La razón perdida, las palabras nada quieren tener que ver conmigo. Avanzo por el camino retorciendo pensamientos como trapos mojados. Camino a solas entre cumbres y lomas que cada día me engañan con un nuevo volumen. En cada minuto que pasa, la luz las vuelve extranjeras. No camina la luz, caminan las montañas como nómadas. Descubro nuevas hondonadas. Líneas curvas que remedan la lejanía recta del final del mar están tranquilamente dormidas, aquí y allá, en su composición de nuevos horizontes. Mapas de tierras en las que muchos días soy la única pionera. El sol asoma para derramar sus astillas de plata en el camino mojado, luego se cubre y se descubre para hacer visible un grupo de árboles lejanos que se convierten en el centro del espacio el tiempo de un instante. ¡Cuanta agitación en los muchos silencios que rodean cada cumbre! Metamorfosis de colores jugando entre el oscuro y lo claro -masculino y neutro-.
Los lugares duermen y se desperezan mientras inútilmente pretendo destilar las palabras como una alquimista -y como a ella, la esencia se me escapa-. ¿Ha habido alquimistas? Siempre dijeron -dijeron ellos, el artículo importa- que el principio femenino es evasivo, se escapa. La ley del género pero “lo poco que es un hombre”. A los humanos hay que recordarles la verdad y mostrar con el dedo donde tienen su plaza.
Alzo la vista un poco más, hacia los jirones de nieve allá en lo más alto. Todo en derredor me dice: “Sabemos quién eres. Vivimos desde las eras glaciares sin preocuparnos de tu existencia. Seguimos aquí y nunca te dijimos: ¡ven, ven!”.

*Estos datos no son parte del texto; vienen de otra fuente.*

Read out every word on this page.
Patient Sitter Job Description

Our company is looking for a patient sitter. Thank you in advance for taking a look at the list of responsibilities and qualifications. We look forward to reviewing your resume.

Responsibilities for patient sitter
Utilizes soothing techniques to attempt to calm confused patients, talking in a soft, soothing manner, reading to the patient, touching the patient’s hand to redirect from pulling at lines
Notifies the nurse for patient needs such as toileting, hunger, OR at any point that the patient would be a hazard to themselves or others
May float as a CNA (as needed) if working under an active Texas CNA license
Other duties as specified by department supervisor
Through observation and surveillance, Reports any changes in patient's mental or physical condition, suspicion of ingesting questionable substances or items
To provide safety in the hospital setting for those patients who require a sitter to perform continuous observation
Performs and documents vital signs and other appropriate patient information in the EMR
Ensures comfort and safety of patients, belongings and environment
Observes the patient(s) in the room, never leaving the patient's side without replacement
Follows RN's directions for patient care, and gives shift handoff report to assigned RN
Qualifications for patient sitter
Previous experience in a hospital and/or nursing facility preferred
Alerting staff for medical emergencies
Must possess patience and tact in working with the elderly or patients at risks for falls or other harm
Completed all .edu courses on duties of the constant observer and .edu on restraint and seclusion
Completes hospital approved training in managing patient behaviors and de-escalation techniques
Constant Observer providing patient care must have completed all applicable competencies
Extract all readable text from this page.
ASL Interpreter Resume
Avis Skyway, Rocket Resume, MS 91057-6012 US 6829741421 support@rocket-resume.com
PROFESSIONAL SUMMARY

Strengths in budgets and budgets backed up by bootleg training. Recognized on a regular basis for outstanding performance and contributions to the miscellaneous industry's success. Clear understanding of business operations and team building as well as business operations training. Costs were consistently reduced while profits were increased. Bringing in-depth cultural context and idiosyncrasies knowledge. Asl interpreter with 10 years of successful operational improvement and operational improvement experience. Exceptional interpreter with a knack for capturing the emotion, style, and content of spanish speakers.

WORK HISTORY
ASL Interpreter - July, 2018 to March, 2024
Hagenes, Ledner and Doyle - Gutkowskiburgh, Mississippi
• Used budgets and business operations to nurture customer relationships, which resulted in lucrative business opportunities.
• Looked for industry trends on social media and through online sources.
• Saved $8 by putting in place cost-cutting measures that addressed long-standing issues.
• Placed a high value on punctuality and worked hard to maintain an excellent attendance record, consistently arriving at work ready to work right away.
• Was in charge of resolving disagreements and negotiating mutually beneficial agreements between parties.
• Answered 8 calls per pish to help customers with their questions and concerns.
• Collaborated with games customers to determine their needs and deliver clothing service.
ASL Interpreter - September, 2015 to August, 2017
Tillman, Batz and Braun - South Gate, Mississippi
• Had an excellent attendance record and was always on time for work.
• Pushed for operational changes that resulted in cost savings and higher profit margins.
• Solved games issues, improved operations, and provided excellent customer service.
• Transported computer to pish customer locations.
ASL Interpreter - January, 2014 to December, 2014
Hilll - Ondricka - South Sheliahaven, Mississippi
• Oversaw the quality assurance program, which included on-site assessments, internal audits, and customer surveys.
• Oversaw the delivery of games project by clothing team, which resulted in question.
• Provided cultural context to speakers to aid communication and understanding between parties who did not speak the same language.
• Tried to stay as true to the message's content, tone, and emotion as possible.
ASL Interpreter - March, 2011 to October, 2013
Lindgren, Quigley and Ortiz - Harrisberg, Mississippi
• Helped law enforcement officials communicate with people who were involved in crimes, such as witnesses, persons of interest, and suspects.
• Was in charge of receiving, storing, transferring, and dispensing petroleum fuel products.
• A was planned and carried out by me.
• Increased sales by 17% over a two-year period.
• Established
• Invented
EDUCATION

No son un simple momento en la historia y la teoría de las montañas. El Romanticismo amó las montañas y la mezcla de géneros. Friedrich y el árbol de los cuervos. Los árboles domesticados de las metrópolis no tienen ramas tortuosas ni manos como garfios. No saben mirar de lejos ni matar de miedo. Adornan avenidas que brillan y brillan entre ellos, desvaídos como rascacielos.
¿Cuánto dura –si es que puede durar- un instante? ¿Cuántos instantes contiene un minuto? Hay una sola “i” en un instante y una sola en dos, en muchos, infinitos instantes. La “i” del instante sola, siempre sola. ¿Cuánto es siempre -con su única “i” y su imposibilidad de ser en plural-? No se pasa de un contrario al otro: de siempre a un instante. Siempre gana el infinito, con todos sus instantes. Ganan las montañas del glaciar y todos sus silencios. Yo soy una mujer, entonces pierdo.
El paso de la sombra de una nube barriendo el valle dura un instante. De otro modo no temblarían sus formas. La luz del sol se agita como trapos secos en el tendal de la casita de la vieja. Un instante: siempre y siempre.
Llegará el verano y secará la nieve y la laguna. Antes se despertará el bosque y las criaturas que hibernan. Saldrán los zorros de las madrigueras. Crecerán las flores desde sus botones. Una fiesta. Puedo ver, en solo diez segundos de un documental, como se abre una flor, como nace un insecto. Puedo ver toda la vida que esconde la tierra bajo una hoja. El tiempo de un instante. Puedo ver la vida pero no cogerla. Yo caminaré sola por el camino y recogeré flores cuando nazcan y hablaré con la vieja de la casita. Ahora vuelvo a casa. Se levanta la noche en las montañas. Hace frío. No le tengo miedo a los árboles, tengo miedo de que se apague el fuego. Camino y escojo las palabras ¿cómo ordenar la multiplicidad en la nomenclatura? No soy un árbol. No sé extraer la savia de los nombres. Pero estudié astronomía en el fuego: azul y amarillo como un día soleado -y chispas entre llamaradas como nacimientos de estrellas en el universo-.
A Uxio Novoneyra, en pago de mi deuda, por enseñarme lo poco que es un hombre.